Is it possible to get a loan even with a bad credit mortgage? In today’s mortgage and loan trends, a bad credit mortgage is absolutely possible.
In the past, applying for a loan involves a thorough check up on your credit history and income background. With the world wide web, it is virtually impossible to hide any defaults. If your history is less than perfect or if your income is not that high or both, then your application for a loan is instantly rejected. This practice limits the number of people who can apply for a loan.
Today’s market has adopted more flexible methods. Bad credit finance makes it possible for people with low credit scores to still apply for a loan and get approved.
It must be remembered, that all lenders will look at the risk, price the risk, probably insure the risk, and then do whatever thy can to lend the money. After all, that’s where they make their money.
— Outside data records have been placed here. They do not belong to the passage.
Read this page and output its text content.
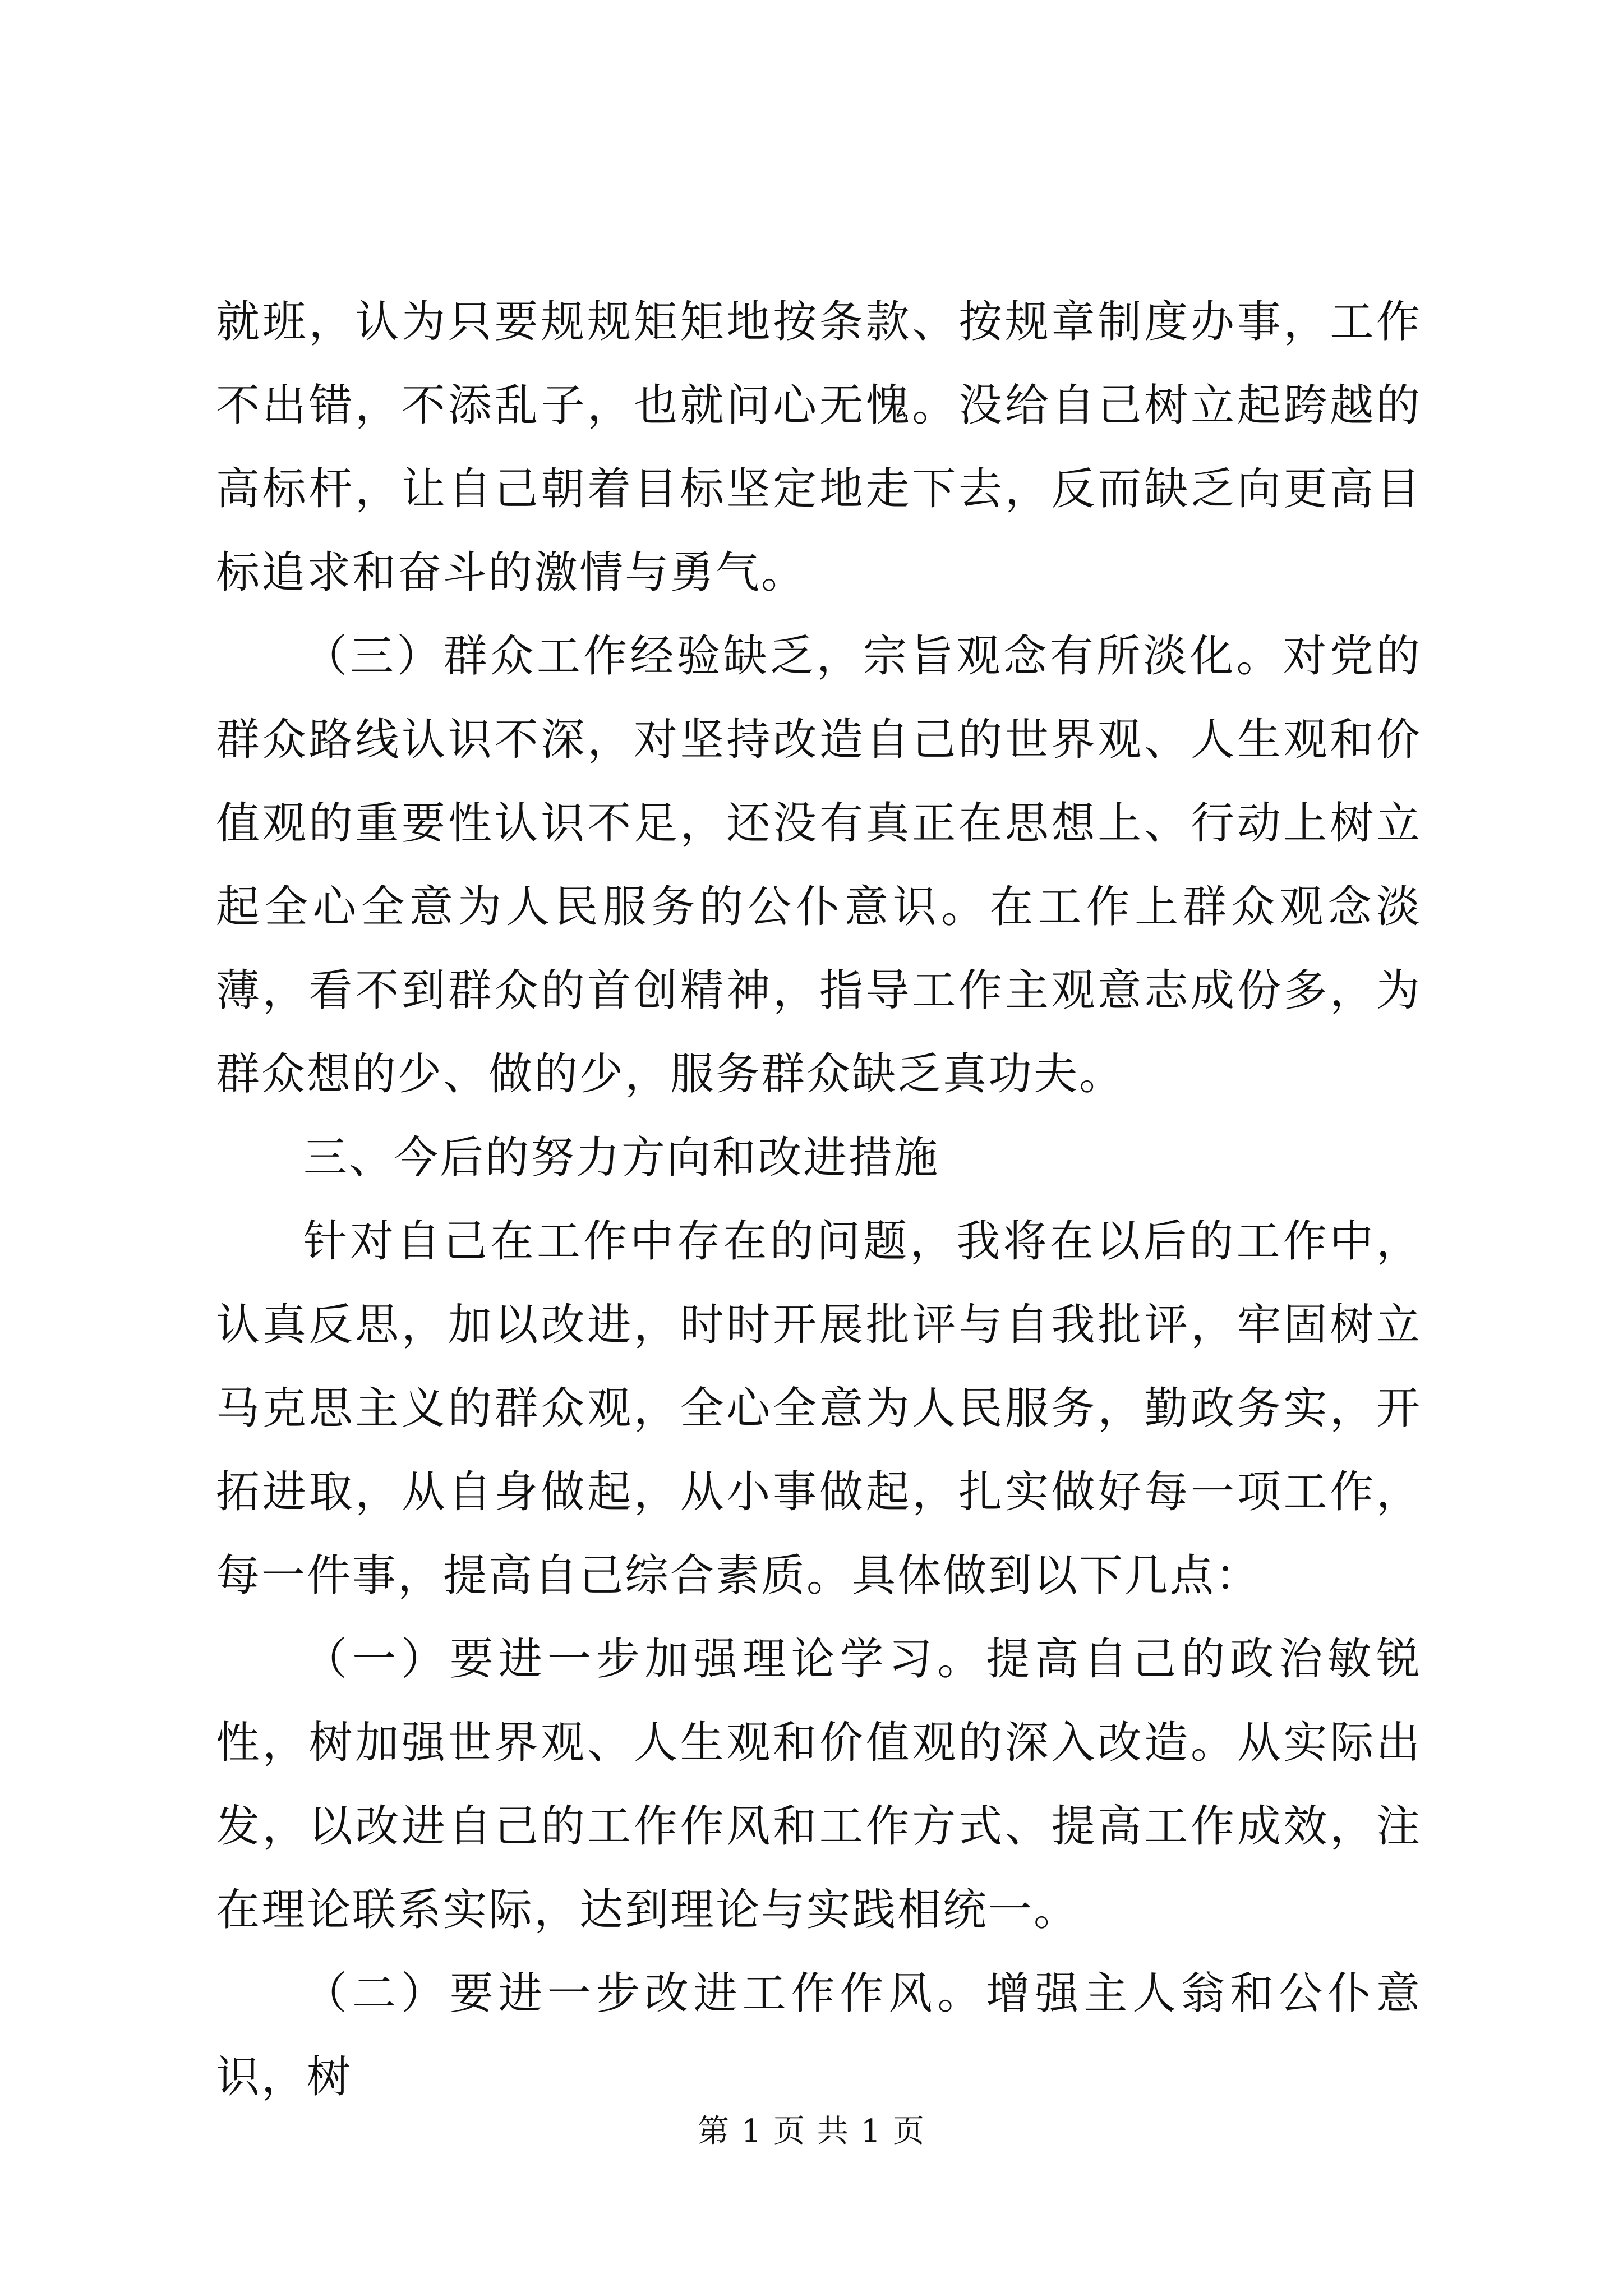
就班，认为只要规规矩矩地按条款、按规章制度办事，工作不出错，不添乱子，也就问心无愧。没给自己树立起跨越的高标杆，让自己朝着目标坚定地走下去，反而缺乏向更高目标追求和奋斗的激情与勇气。

（三）群众工作经验缺乏，宗旨观念有所淡化。对党的群众路线认识不深，对坚持改造自己的世界观、人生观和价值观的重要性认识不足，还没有真正在思想上、行动上树立起全心全意为人民服务的公仆意识。在工作上群众观念淡薄，看不到群众的首创精神，指导工作主观意志成份多，为群众想的少、做的少，服务群众缺乏真功夫。

三、今后的努力方向和改进措施

针对自己在工作中存在的问题，我将在以后的工作中，认真反思，加以改进，时时开展批评与自我批评，牢固树立马克思主义的群众观，全心全意为人民服务，勤政务实，开拓进取，从自身做起，从小事做起，扎实做好每一项工作，每一件事，提高自己综合素质。具体做到以下几点：

（一）要进一步加强理论学习。提高自己的政治敏锐性，树加强世界观、人生观和价值观的深入改造。从实际出发，以改进自己的工作作风和工作方式、提高工作成效，注在理论联系实际，达到理论与实践相统一。

（二）要进一步改进工作作风。增强主人翁和公仆意识，树

第 1 页 共 1 页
When applying for a high risk mortgage loan, no pre-qualification process is involved. Lenders who offer these kind of mortgages among their list of loan programs give their customers a chance to redeem themselves. With a bad credit mortgage, your credit history is nothing more than history and you still get your money’s worth.
There are several lenders who offer this type of facility. When you choose one, make sure that you’ve learned everything that you need to know about the type of mortgage you are after. More often than not, the solution sounds too good to be true. With bad credit mortgages, it’s best if you keep an eye on the ’sting in the tail’ of any offer.
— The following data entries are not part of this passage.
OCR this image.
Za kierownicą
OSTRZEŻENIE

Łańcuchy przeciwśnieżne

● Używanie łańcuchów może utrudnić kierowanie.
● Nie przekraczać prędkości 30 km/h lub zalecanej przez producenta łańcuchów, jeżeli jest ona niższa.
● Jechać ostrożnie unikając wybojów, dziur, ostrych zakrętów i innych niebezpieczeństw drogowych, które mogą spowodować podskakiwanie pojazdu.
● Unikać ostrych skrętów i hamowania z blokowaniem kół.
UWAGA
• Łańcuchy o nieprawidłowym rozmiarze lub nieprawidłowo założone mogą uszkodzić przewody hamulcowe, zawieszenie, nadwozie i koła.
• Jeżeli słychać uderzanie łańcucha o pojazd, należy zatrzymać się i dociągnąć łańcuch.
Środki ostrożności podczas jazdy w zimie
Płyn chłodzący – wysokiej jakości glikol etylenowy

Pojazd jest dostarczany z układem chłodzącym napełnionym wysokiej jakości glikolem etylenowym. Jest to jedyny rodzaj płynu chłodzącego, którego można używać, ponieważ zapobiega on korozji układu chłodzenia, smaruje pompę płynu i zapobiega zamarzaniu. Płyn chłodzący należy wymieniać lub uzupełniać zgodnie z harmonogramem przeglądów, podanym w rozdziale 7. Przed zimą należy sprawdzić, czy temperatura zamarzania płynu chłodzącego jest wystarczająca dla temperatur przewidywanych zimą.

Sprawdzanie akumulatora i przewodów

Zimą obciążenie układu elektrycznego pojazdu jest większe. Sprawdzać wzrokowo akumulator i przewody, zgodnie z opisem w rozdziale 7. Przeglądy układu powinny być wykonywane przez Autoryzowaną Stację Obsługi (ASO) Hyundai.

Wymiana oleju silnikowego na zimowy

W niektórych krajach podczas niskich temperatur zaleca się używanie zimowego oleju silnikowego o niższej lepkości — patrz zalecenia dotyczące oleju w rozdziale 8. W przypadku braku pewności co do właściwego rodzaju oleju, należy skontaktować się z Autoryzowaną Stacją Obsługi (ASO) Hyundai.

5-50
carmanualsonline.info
Bad oe Special Credit Mortgages for Higher Interest Rates
This is the most common catch. They are usually characterized by high interest rates. Lenders charge borrowers higher interest rates for their bad credit mortgages as compensation for the risk they take. Like it or not, borrowers who have bad credit records are loan risks and are viewed as such by lending companies.
In exchange for letting these types of customers get a mortgage of any sort, higher interest rates are charged. This helps protect the lender should something happen and he had to foreclose on bad credit mortgaged property. But anyway, in this day and age, property prices inevitable move upwards ion time.
Discount Points in Bad Credit Mortgages
Discount points in these style of mortgages are common. A discount point is comprised of a percentage of the total purchase price. Borrowers are charged higher discount points, usually four to five points. Borrowers with credit may not pay for these points, or they do but only for a very low percentage.
With bad credit mortgages however, points may go as high as ten, although going this high is not a common practice and against federal law. It all boils down to insurance for the lending company. Lending companies want to make sure that they’re getting their money back from their customers bad credit mortgages.
Larger Down Payments for Bad Credit Mortgages
you wont get away with a virtually no-deposit deal here. Forget the 95% loan. The amount of down payment required for borrowers on bad credit mortgages is larger compared to other loan types. In exchange for ignoring the customers credit history, lenders charge larger down payments from the total purchase price. Typically you will be looking at 70 – 75% loan to value. The lenders know they are protected, due to the equity in your property.
Borrowers may not be able to afford the upfront price of these mortgages. If in any case, if you can afford the down payment required, a bad credit mortgage might even prove a good thing for you. Since the down payment you made takes a considerable portion of your purchase price, this means that you pay lower monthly rates on your bad credit mortgage. This in turn means that as an investment property, you would need less rental income for the property to ‘wash its face’ for you.
Even if you want to move your home, or to go for another bargain investment property, all is not lost. Contact a specialist and declare your situation to them, and see what deals they can offer you.